Pit in My Stomach - sadhuwani

It was supposed to be just another day. Nothing special, just a group assignment for our personality psychology subject. We had to present and teach the topics we were assigned. I had the intro, a small part at the end, and the conclusion. But what happened in those few minutes turned out to be one of the most important experiences of my recent years.

For most of my life, I have had this thing: right before any exam, presentation, or competition, I would get a pit in my stomach. A low-key panic attack. My mind would go blank, my body stiff, and I would be terrified. But strangely enough, I would always ace that thing. So, for me, those nerves always meant one thing: I cared. That pit was a reminder that I wanted to give my best.

Right before the presentation, the pit came back. My hands went cold, my brain froze for a while, and I forgot everything I had prepared. But then I went ahead, started speaking, and somehow gave the most interactive presentation of the entire class.

When I started presenting, the room was not silent, it was alive. My classmates were laughing, engaging, and responding. Even my professor, who has a reputation for being strict and hard to impress, was laughing. At the end, she clapped and mentioned it was a refreshing presentation and that we had set the right tone for everyone. I asked the professor afterwards about the presentation and whether I could be a good teacher or not.
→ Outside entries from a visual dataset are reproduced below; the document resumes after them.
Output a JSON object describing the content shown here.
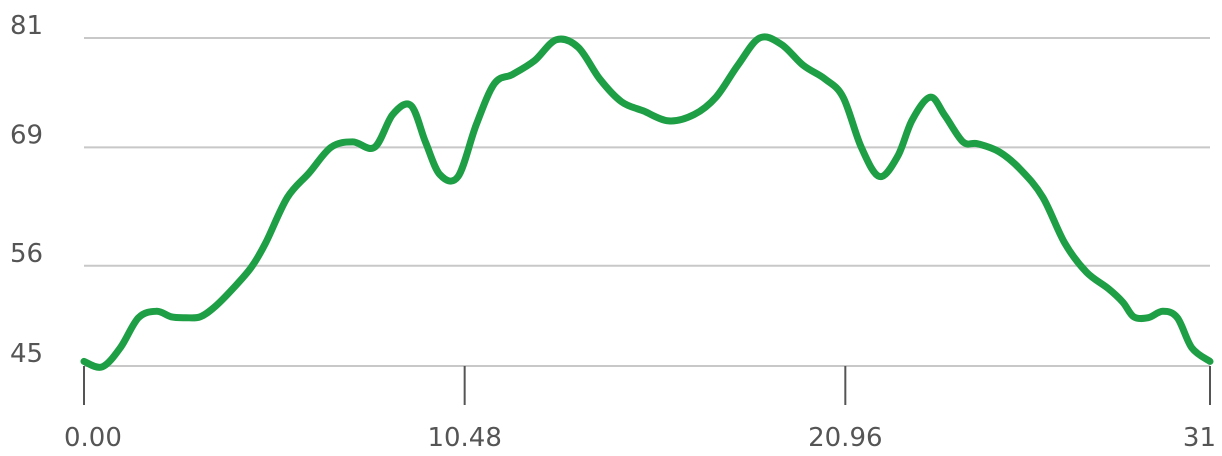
{
  "chart_data": {
    "type": "line",
    "xlim": [
      0,
      31
    ],
    "ylim": [
      45,
      81
    ],
    "yticks": [
      "81",
      "69",
      "56",
      "45"
    ],
    "ytick_values": [
      81,
      69,
      56,
      45
    ],
    "xticks": [
      "0.00",
      "10.48",
      "20.96",
      "31"
    ],
    "xtick_values": [
      0,
      10.48,
      20.96,
      31
    ],
    "grid": true,
    "line_color": "#1e9e45",
    "series": [
      {
        "x": [
          0,
          0.5,
          1,
          1.5,
          2,
          2.4,
          2.8,
          3.2,
          3.6,
          4.1,
          4.6,
          5,
          5.6,
          6.2,
          6.8,
          7.4,
          8,
          8.5,
          9,
          9.4,
          9.8,
          10.3,
          10.8,
          11.3,
          11.8,
          12.4,
          13,
          13.6,
          14.2,
          14.8,
          15.4,
          16.1,
          16.8,
          17.4,
          18,
          18.6,
          19.2,
          19.8,
          20.4,
          20.9,
          21.4,
          21.9,
          22.4,
          22.8,
          23.3,
          23.7,
          24.2,
          24.6,
          25.2,
          25.8,
          26.4,
          27,
          27.6,
          28.2,
          28.6,
          28.9,
          29.3,
          29.7,
          30.1,
          30.5,
          31
        ],
        "y": [
          45.5,
          44.9,
          47,
          50.3,
          51,
          50.4,
          50.3,
          50.4,
          51.5,
          53.5,
          55.8,
          58.5,
          63.5,
          66.2,
          69,
          69.6,
          69,
          72.6,
          73.6,
          69.6,
          66,
          65.8,
          71.5,
          76,
          77,
          78.5,
          80.8,
          80,
          76.5,
          74,
          73,
          71.9,
          72.6,
          74.5,
          78,
          81,
          80.3,
          78,
          76.5,
          74.5,
          69,
          65.8,
          68,
          72,
          74.5,
          72.5,
          69.6,
          69.4,
          68.5,
          66.5,
          63.5,
          58.5,
          55.3,
          53.5,
          52,
          50.4,
          50.3,
          51,
          50.3,
          47,
          45.5
        ]
      }
    ]
  }
}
She laughed and said, “You will be a great one, but your portion will always be remaining, be ready for that.”

Afterwards, I sat for a moment and then everything hit me at once. I realized what had happened, and I was over the moon, not because everyone appreciated me, but because of the pit in my stomach.

Somewhere in the last eight years, that feeling had disappeared. There was no pit in my stomach, I stopped getting nervous. I stopped caring that deeply. I was just going through the day.

Until today.

It meant I cared. It meant something mattered to me.

And for the first time in a long time, I felt alive again. I finally realized what I had been chasing continuously all this time. It was the pit in my stomach.